"Проза поэта" - читать интересную книгу автора (Фет Афанасий Афанасьевич)

VI Жених

Прошло лет семь. Я готовился перейти на последний курс. Вокруг меня не осталось никого из приехавших в Москву в желтой карете. Аполлон, не выдержавший переходного экзамена в первый год, заболел на следующий во время испытания, и дядюшка, ворча на недоброжелательство, повез его в Казань. Там им тоже как-то не посчастливилось, и года через два я получил из дома известие, что Аполлон определился в кавалерию, а добрый дядюшка скончался от паралича. Сережа, поступивший раньше меня в университет, кончил курс лекарем первого отделения и отправился на юг. Время от времени мы с ним переписывались. Итак, повторяю, я остался один в Москве. Помню, по случаю экзаменов, приходилось почти не вставать из-за стола. Пообедав и отдохнув немного, я садился за работу и просиживал майские ночи напролет. Быстро сгорали мои свечи, еще поспешнее били стенные часы один час за другим. Мечтать и нежиться было некогда. Однажды, в подобные минуты, хлопнувшая дверь и частый стук каблуков заставили меня приподнять голову. Перед рабочим столом моим остановился молодой человек в плаще с широко развернутыми бархатными отворотами, в блестящей шляпе, надетой значительно набекрень, и в безукоризненно белых перчатках.

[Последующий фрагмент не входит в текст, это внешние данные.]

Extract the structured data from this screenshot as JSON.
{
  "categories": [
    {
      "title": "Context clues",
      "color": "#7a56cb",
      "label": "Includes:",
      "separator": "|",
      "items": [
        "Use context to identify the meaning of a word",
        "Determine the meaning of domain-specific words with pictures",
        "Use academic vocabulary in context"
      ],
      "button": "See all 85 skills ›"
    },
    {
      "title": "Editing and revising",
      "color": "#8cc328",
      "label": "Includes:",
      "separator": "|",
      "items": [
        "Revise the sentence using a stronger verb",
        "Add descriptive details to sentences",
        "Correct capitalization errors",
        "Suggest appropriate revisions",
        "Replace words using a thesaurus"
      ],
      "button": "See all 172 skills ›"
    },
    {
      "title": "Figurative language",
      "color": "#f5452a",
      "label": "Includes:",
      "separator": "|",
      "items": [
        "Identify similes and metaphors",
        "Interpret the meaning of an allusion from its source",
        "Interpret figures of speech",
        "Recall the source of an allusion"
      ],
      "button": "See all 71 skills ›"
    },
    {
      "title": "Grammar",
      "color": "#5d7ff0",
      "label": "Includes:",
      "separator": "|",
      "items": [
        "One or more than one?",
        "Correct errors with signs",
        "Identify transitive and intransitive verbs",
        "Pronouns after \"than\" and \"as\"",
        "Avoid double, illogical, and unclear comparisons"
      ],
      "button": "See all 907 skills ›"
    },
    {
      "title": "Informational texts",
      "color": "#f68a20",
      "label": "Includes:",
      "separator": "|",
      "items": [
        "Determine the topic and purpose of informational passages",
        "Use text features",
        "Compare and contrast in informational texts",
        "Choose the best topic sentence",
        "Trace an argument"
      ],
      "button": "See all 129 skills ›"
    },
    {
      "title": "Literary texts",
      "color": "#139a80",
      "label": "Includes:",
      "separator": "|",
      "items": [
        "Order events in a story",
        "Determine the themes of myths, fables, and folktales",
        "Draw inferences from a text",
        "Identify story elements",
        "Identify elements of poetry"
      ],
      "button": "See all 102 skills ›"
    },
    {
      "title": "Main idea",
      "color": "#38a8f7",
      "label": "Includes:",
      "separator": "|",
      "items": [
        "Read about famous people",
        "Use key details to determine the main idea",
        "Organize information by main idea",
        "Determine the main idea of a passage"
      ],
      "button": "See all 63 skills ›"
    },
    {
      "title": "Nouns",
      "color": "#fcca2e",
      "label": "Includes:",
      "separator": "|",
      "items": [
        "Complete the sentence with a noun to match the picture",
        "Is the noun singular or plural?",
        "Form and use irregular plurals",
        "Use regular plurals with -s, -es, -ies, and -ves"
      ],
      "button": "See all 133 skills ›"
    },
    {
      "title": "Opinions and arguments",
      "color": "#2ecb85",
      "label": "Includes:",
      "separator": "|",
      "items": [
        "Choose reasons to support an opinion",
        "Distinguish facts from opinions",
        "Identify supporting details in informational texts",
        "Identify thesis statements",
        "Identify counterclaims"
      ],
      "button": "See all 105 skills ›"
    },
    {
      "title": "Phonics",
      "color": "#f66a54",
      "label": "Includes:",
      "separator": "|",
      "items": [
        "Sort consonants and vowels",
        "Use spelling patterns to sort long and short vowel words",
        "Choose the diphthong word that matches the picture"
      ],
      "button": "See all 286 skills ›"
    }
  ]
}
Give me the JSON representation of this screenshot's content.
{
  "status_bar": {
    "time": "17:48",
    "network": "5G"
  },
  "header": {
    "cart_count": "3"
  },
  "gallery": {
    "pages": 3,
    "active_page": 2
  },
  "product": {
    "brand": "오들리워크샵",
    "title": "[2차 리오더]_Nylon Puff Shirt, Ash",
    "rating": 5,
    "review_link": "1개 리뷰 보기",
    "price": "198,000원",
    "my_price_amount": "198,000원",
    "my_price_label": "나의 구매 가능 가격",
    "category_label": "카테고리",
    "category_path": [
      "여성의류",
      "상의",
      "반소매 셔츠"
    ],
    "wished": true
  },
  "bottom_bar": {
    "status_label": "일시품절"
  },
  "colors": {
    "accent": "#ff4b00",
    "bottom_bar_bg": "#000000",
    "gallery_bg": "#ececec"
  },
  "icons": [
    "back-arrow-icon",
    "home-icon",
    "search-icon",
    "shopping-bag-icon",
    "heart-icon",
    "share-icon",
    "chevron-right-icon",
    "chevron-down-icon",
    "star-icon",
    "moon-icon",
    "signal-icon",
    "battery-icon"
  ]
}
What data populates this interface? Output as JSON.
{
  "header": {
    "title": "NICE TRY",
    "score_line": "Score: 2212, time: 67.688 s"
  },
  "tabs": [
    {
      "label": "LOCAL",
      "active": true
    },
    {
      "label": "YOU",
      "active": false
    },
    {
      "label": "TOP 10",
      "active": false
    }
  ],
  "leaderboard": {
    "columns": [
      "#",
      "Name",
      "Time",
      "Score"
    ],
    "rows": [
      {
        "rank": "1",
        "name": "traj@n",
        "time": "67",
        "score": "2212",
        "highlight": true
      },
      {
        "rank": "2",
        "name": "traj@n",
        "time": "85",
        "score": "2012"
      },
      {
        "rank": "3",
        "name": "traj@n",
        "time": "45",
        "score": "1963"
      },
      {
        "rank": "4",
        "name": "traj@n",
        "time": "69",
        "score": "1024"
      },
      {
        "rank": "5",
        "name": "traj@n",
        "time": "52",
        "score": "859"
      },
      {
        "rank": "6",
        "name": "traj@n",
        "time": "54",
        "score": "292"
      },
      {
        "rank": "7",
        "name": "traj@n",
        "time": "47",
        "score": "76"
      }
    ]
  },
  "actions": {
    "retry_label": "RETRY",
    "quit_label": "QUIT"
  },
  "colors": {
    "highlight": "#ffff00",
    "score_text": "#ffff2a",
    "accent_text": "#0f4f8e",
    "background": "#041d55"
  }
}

— А что, братец? Сидишь до сих пор над каторжной латынью? — сказал вошедший пискливым дискантом, по которому я тотчас узнал Аполлона, несмотря на то, что очков уже не было у него на носу.

— Откуда это тебя бог принес? — вскрикнул я, обрадовавшись старому однокашнику.

— Вот как видишь! — перебил Аполлон. — А что, каков Занфлебен? Лучший портной в Москве! Зато и дерет немилосердно.

— Да полно вертеться-то; присядь-ка.

— Як тебе на минутку, — пропищал Аполлон, бросая в сторону плащ и шляпу. — На вечер надо переменить рысака: таков уговор был с Саварским. Вот тоже, каторжный, не жалеет моего кармана! (Слова «каторжный» Аполлон прежде не употреблял и, следовательно, выжил во время нашей разлуки). Скажи мне, — прибавил он, — часто ты бываешь у Васильевой?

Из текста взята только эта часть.